Cobalt wrote:
Why must the EU always stick it's nose in to everything even if only to try and fix what isn't broken.
Why are they doing this anyway? What is the point?
Or is it just because no one else gets an opt-out and they don't like it when things aren't all the same everywhere...
The opt-outs aren't worth much. You opt in or out of the EU. There's the other option of opting in and only doing what suits you. This takes politicians who will dig their heels in to fight their corner. If you have politicians who are highly enthusiastic about The Project, no matter what they say, you can forget that.
It's not just the EU either. Successive governments here have shown a willingness to concoct laws to ban this and that, which sound as if they are taking some problem of the day seriously, but which haven't been thought through and really do nothing much at all. In many cases, had the existing body of law been enforced properly, there would have been no need for new laws. I also think that the public and certainly the papers, rather like the idea that when something happens, like a spate of children attacked by dogs, there's a law banning whatever and that solves the problem with no further thought.
Then there has been the tendency of the Labour government to enact laws as a 'mark in the sand'. It seems to me that purpose of laws is to be clearly understood and obeyed and address a problem, not a potential problem or a non-problem, and not as a vague statement of how the government would like people to behave.

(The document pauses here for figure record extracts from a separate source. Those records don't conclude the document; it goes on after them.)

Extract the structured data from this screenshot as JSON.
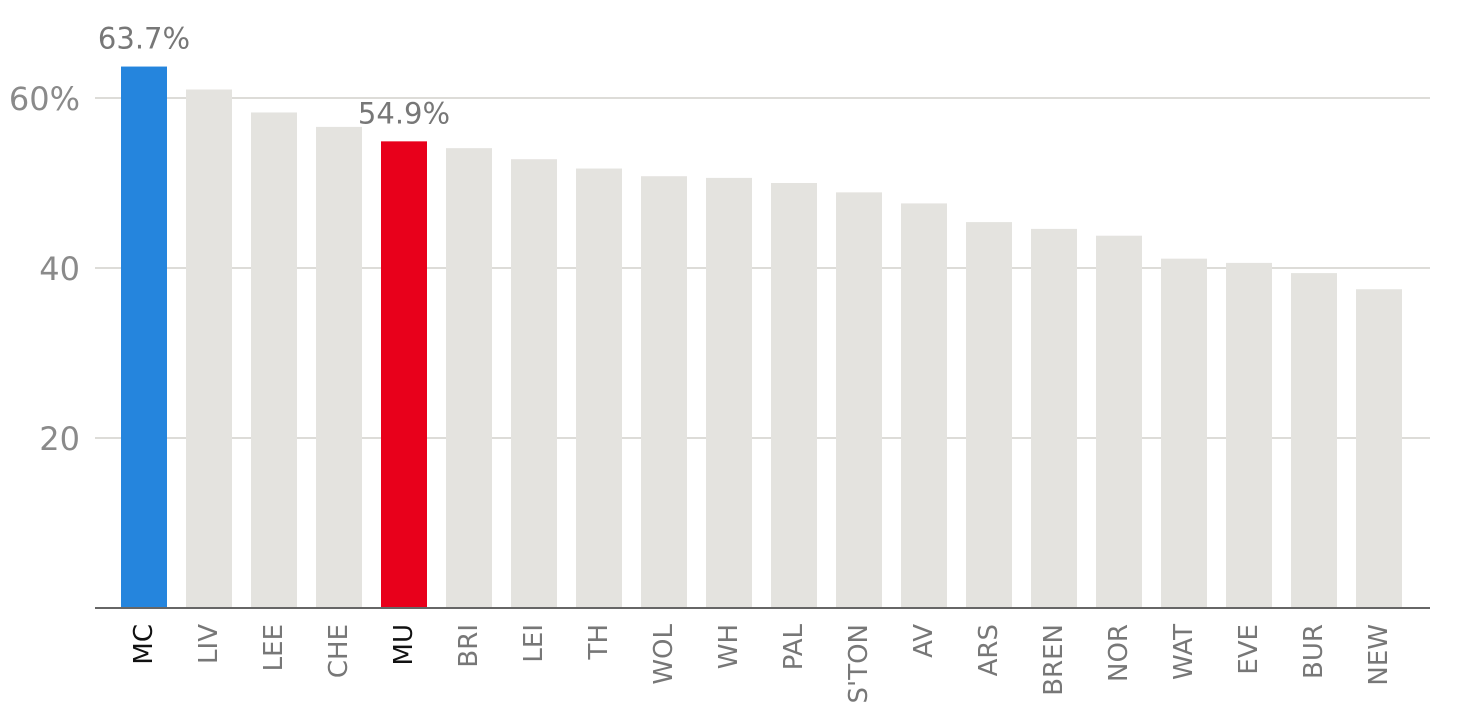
{
  "chart_data": {
    "type": "bar",
    "title": "",
    "xlabel": "",
    "ylabel": "",
    "ylim": [
      0,
      65
    ],
    "yticks": [
      20,
      40,
      60
    ],
    "ytick_labels": [
      "20",
      "40",
      "60%"
    ],
    "grid": true,
    "categories": [
      "MC",
      "LIV",
      "LEE",
      "CHE",
      "MU",
      "BRI",
      "LEI",
      "TH",
      "WOL",
      "WH",
      "PAL",
      "S'TON",
      "AV",
      "ARS",
      "BREN",
      "NOR",
      "WAT",
      "EVE",
      "BUR",
      "NEW"
    ],
    "values": [
      63.7,
      61.0,
      58.3,
      56.6,
      54.9,
      54.1,
      52.8,
      51.7,
      50.8,
      50.6,
      50.0,
      48.9,
      47.6,
      45.4,
      44.6,
      43.8,
      41.1,
      40.6,
      39.4,
      37.5
    ],
    "colors": {
      "default": "#e4e3df",
      "MC": "#2585dd",
      "MU": "#e8001b"
    },
    "highlighted": [
      "MC",
      "MU"
    ],
    "data_labels": [
      {
        "category": "MC",
        "text": "63.7%"
      },
      {
        "category": "MU",
        "text": "54.9%"
      }
    ]
  }
}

Then we have things like the health and safety culture which I suppose comes from the EU, but which has been taken up enthusiastically here. That something is potentially dangerous, whether or not it's an appreciable problem in reality, trumps all other considerations and leads to another clutter of regulations, which complicate and make things more expensive, but don't solve any problems. I'm thinking of part P of the Building regulations making it illegal for unqualified people to do domestic electrical installations. The annual number of deaths from fixed wiring had been a very low and fairly constant for many years. There just wasn't a problem.

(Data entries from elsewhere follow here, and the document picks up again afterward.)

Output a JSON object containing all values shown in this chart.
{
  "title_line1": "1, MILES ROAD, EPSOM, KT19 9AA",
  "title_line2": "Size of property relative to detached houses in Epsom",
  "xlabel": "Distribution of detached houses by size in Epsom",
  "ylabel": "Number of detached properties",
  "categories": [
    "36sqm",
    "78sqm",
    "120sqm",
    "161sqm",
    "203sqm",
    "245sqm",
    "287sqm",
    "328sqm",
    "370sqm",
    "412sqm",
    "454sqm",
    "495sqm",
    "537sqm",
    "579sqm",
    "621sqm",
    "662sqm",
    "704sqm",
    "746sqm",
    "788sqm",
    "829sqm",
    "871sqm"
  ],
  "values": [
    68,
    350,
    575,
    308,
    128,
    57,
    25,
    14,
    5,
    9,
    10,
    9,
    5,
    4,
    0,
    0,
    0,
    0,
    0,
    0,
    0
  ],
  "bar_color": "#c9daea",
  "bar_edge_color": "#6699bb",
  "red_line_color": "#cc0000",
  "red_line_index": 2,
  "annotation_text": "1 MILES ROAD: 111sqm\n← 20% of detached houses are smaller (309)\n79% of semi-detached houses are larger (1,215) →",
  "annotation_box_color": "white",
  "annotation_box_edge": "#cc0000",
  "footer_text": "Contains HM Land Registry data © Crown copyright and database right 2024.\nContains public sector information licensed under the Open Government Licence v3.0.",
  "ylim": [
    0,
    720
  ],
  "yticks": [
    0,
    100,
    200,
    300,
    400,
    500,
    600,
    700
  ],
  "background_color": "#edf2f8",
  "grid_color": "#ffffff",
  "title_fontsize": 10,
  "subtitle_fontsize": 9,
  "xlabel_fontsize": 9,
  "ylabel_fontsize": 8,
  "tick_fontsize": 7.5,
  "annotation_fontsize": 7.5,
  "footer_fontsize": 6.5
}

Actually, it's a mistake to see the EU as a foreign power imposing itself. Our politicians have played a huge role in shaping it. They take up things which have come from the EU, but which they've pushed for, and embellish them. You don't have to look far for examples.
Lastly, I don't think you can blame the EU for being what it is, which is an state, or embryonic state, effectively controlled by bureaucrats with no proper democratic control. It is the intention to create a state, and what do you expect civil servants to do, left to themselves, but to concoct extra things to be administered? Bureaucrats doing things for bureaucrats with no reference to anything else.
I'd say the thinking of the EU was very much in line with the meddlesome nature and belief that government regulation can and should deal with every issue, that governments in this country have had increasingly for decades.